Now economic conditions. Obviously at this point, conditions this year are obviously affecting people in different ways than ever before. But previously, this comes into income and savings of a customer. Of course, if you have more money, you’ll probably purchase more expensive products or services. A person with a low income, lower savings will purchase more inexpensive products. Economic conditions now in 2020, obviously are very, very different than they have been before. Then we move into personal preferences, right? We all want something that we want, we all have personal preferences over something else. We have different beliefs, we have different attitudes. Again, the way we respond to an ad or to marketing or to a blog is always going to be different to the person even sitting next to you right now. And within personal preferences, it leads all the way back to what I said at the start, of age, occupation, lifestyle, culture, all sorts of factors are going to influence people’s consumer behaviour. And then finally, we have something that we call group influence. Are we a sheep, do we follow what other people buy? Do we choose to buy it because they have, because our friends have told us to, what’s popular, what’s not? Some people want the popular thing. Some people don’t want the popular thing. Recommendations. What are people saying about a particular product or service? So this is where it all becomes so, so, so critical. And I really hope at this point you’re seeing how all these bits and pieces of marketing really start to merge together and fall into place. And I hope you understand why I’m so passionate about this, because I just love it. 

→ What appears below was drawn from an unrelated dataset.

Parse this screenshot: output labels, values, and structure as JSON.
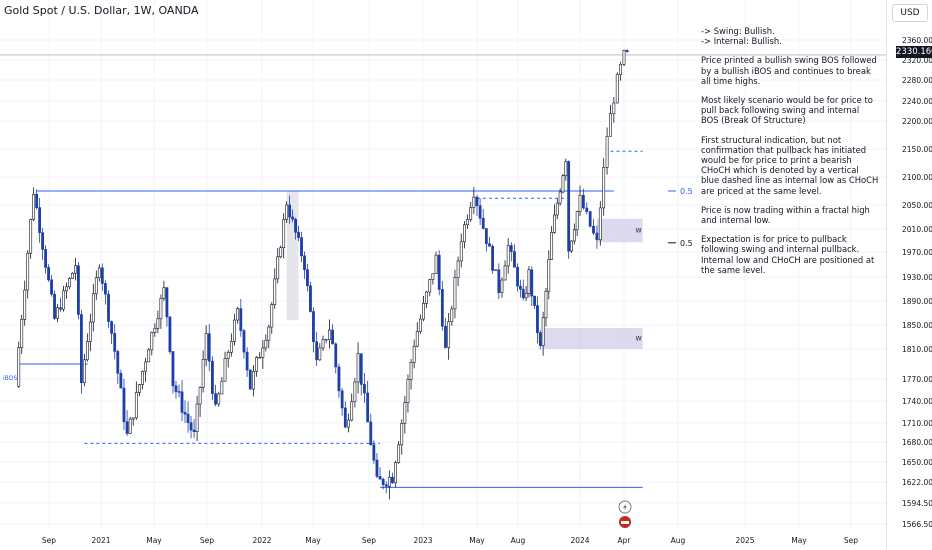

So what’s the role of consumer behaviour in marketing, apart from everything, right? As marketers, we need to understand the buying behaviour of consumers for what we’re marketing to do well, so once we understand the behaviour of how people are making a decision to purchase the thing, then we’re able to change that in a way to get them to purchase the thing. It’s really important for us as marketers to understand what prompts, so what’s prompting our consumer to purchase a product or a service, what’s stopping a consumer from buying a product or service. We get really, really deeper and deeper into the psychology of people, of consumers. Why they feel a certain way about making a certain purchase, what they feel about a particular product or a brand overall. And of course, how consumers get influenced by their immediate surroundings, by their group influence, by family members, friends, co workers, and so on. So it really, really, really is in depth. But I hope that you’ve really got an understanding of consumer behaviour. It’s just, it’s the shiz, I love this stuff. 

So finally, let’s look at what does understanding consumer behaviour do for you and your business? You’ll feel more confident in your marketing strategy. Of course, if you’re really, really understanding what’s influencing people, what’s influencing their behaviours, the type of buying behaviours and consumer behaviours, you’ll really start to feel more confident that your marketing strategy and your copy, your material is on the right path to influence those decisions, you’ll be able to make more informed decisions, or perhaps on what to do next, or maybe what to change, different ads you may want to target, different content pieces, it’s to really, really help you to act strategically, and make really, really clever, informed decisions. And finally, of course, it helps you communicate more powerfully with your target audience, drawing in your ideal clients and customers, really getting to what it is they need and understanding how they’re going to make this decision. Really, really is just create such powerful communication. 

Okay, brilliant, everyone, ladies, that is a wrap. And as always, as I always say, all of you amazing kick ass women and fellow work wives. Please, please remember you’re not alone. Collaboration is power. And most importantly, we all get it.